OUT BEHIND the breakwater lies the Arizona, battleship of the first line of American defense. Back from Mare Island overhaul, she is anchored safely behind a wall of rock and steel nets that today enclose the Los Angeles harbor in this period of unlimited national emergency.

    Gone is the dull gray paint, that the evening sun used to turn to a much lighter hue and bring out the immense size of a battleship against the dark blue of the water. Instead, today we see a dark hulk with only the fighting tops still painted in the light gray of yesterday. War paint that makes the once immaculate ship a dingy smoke smudge topped by lighter blobs that enclose the fire controls. An illusion is created that could make thirty thousand tons of steel as elusive as a ghost at twenty thousand yards, on a bright day.

    So tells a Bo's'n's Mate friend of ours. He told us too, that the reason that the great houses of steel that top the tripod masts are painted a lighter gray than the hull is to confuse the enemy range finders. It seems that it makes it much more difficult to line up the tops with the hull, in the prisms. Well, that sounds rather technical but looking at the Arizona out there, one can well imagine the effectiveness of such a discoloration. We conclude that maybe, even if we don't get it, Uncle Whiskers must know what he is about.

    Uncle Whiskers is the busiest fellow in the forty-eight states these days. He is busy building a lot of new playthings for a little plan of his, and a lot of his boys are running around asking questions about this and that. Down here in the Harbor especially, where so many of Uncle's plans are working out. We wouldn't want to be one of those saboteurs that you hear so much about, and have Uncle's boys get on our trail.

    Those boys seem to have their eyes peeled, nowadays.

    Take the ship yards. Uncle wouldn't want anything to stop the progress of those new ships at the Harbor's plants. And his boys are seeing to it that nothing does stop that progress. So the new ships are rapidly taking shape just as fast as the ways can be completed and the gantries installed to raise the steel and swing it into place. A gantry is a crane that is set on high steel stilts so that it may lift ship plates to their places on the hull for the riveting. They are invading the Harbor skyline in ever increasing numbers, now that the ways are ready for ship construction. All but the L. A. yard were they have installed massive steel towers, topped with large I-beam girders and rolling cranes that span the ways and will carry the steel directly over the hulls, to their places in the new ships. But Bethlehem has eight new gantries and the California yard is installing them by the dozen almost.
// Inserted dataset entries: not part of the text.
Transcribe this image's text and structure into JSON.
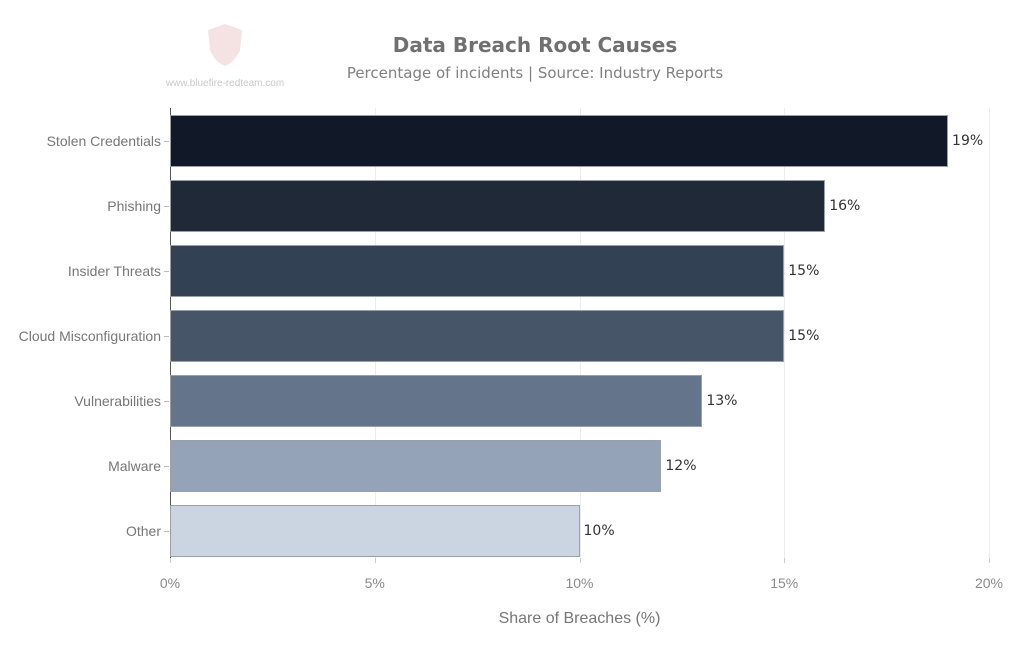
{
  "watermark": {
    "text": "www.bluefire-redteam.com",
    "icon": "shield-logo-icon"
  },
  "chart_data": {
    "type": "bar",
    "orientation": "horizontal",
    "title": "Data Breach Root Causes",
    "subtitle": "Percentage of incidents | Source: Industry Reports",
    "xlabel": "Share of Breaches (%)",
    "ylabel": "",
    "categories": [
      "Stolen Credentials",
      "Phishing",
      "Insider Threats",
      "Cloud Misconfiguration",
      "Vulnerabilities",
      "Malware",
      "Other"
    ],
    "values": [
      19,
      16,
      15,
      15,
      13,
      12,
      10
    ],
    "value_labels": [
      "19%",
      "16%",
      "15%",
      "15%",
      "13%",
      "12%",
      "10%"
    ],
    "colors": [
      "#111827",
      "#1f2937",
      "#334155",
      "#475569",
      "#64748b",
      "#94a3b8",
      "#cbd5e1"
    ],
    "xlim": [
      0,
      20
    ],
    "xticks": [
      0,
      5,
      10,
      15,
      20
    ],
    "xtick_labels": [
      "0%",
      "5%",
      "10%",
      "15%",
      "20%"
    ],
    "grid": {
      "vertical": true,
      "horizontal": false
    },
    "legend": null
  }
}
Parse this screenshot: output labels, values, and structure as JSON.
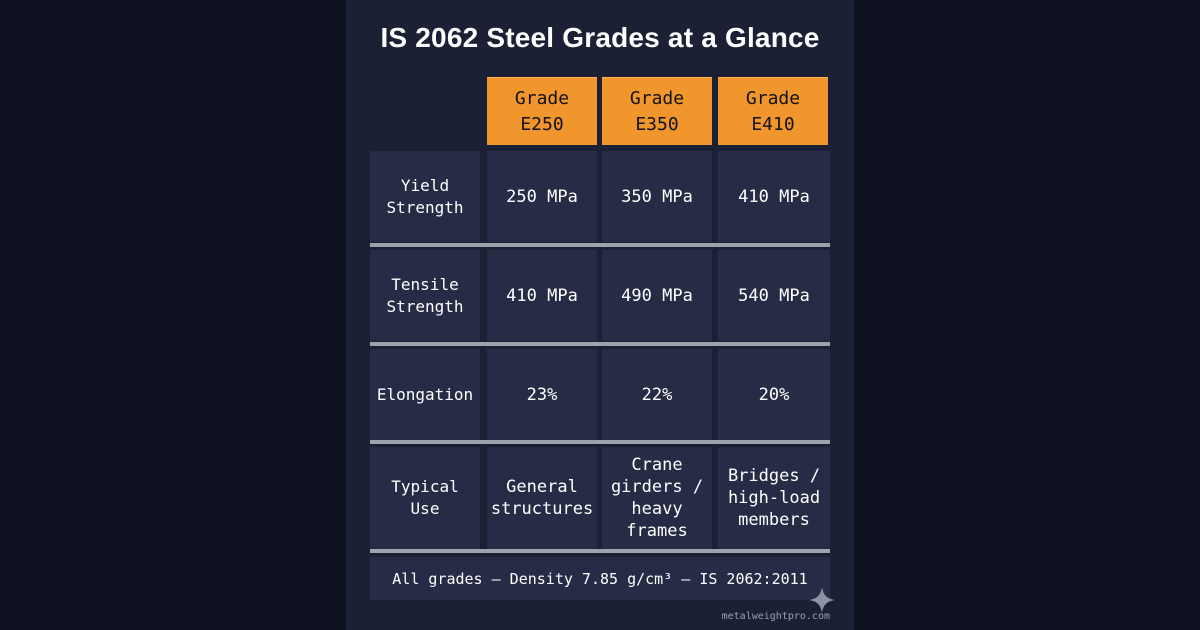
{
  "title": "IS 2062 Steel Grades at a Glance",
  "header": [
    "Grade E250",
    "Grade E350",
    "Grade E410"
  ],
  "rows": [
    {
      "label": "Yield Strength",
      "values": [
        "250 MPa",
        "350 MPa",
        "410 MPa"
      ]
    },
    {
      "label": "Tensile Strength",
      "values": [
        "410 MPa",
        "490 MPa",
        "540 MPa"
      ]
    },
    {
      "label": "Elongation",
      "values": [
        "23%",
        "22%",
        "20%"
      ]
    },
    {
      "label": "Typical Use",
      "values": [
        "General structures",
        "Crane girders / heavy frames",
        "Bridges / high-load members"
      ]
    }
  ],
  "footer": "All grades — Density 7.85 g/cm³ — IS 2062:2011",
  "watermark": "metalweightpro.com",
  "colors": {
    "background": "#0e1220",
    "card": "#1b2035",
    "cell": "#262c45",
    "header_accent": "#f0962d",
    "divider": "#9ea2ad"
  }
}
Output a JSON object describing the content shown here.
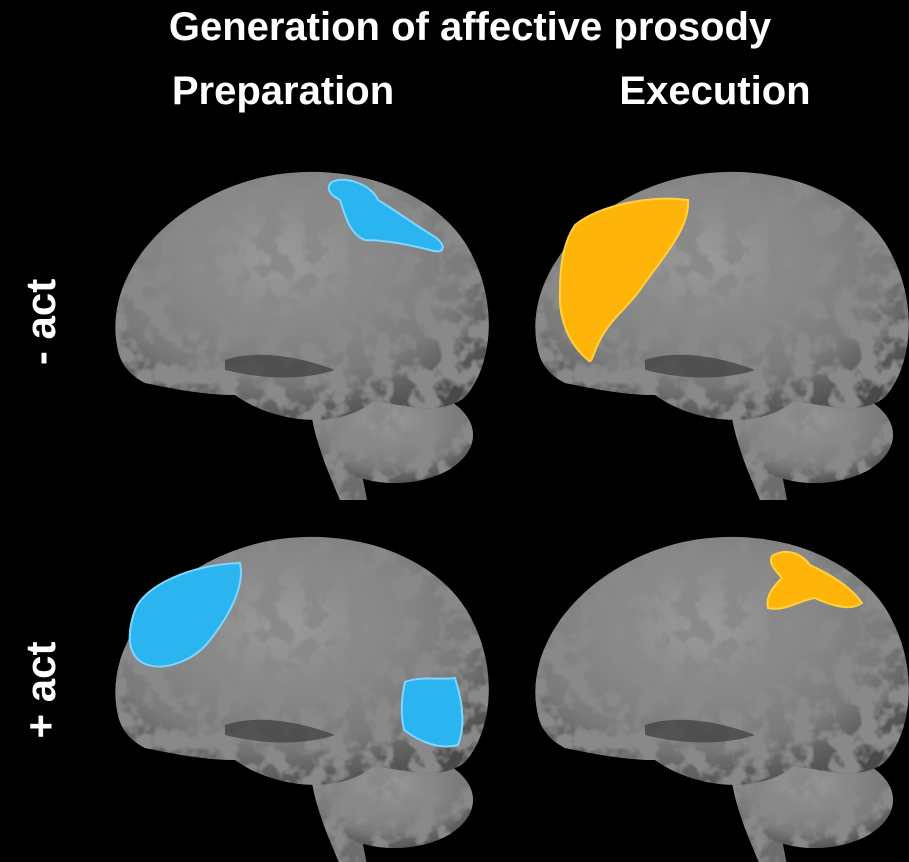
{
  "title": "Generation of affective prosody",
  "columns": [
    "Preparation",
    "Execution"
  ],
  "rows": [
    "- act",
    "+ act"
  ]
}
Recently one of these new cranes lifted the first fabricated part of a ship into place with a lift of thirty-three tons.

    When Consolidated builds their other yard in the west basin the Harbor will really bristle with the gaunt arms of cranes and skeletal frameworks of the scaffolding around the hulls of new ships. All the little yachts and yacht owners will have to find other berths and no more will they stand on their little walks and wharves and cry imprecations at Fire Boat 2 as it goes by and rolls them around with its wake. Uncle Whickers wants ships, so the big fellow pushes the little fellows right out of the way and starts his dredging and pile driving and construction and frenzied operations that spell ship building in a hurry.

This article appeared in the July 1, 1941 issue of THE GRAPE VINE.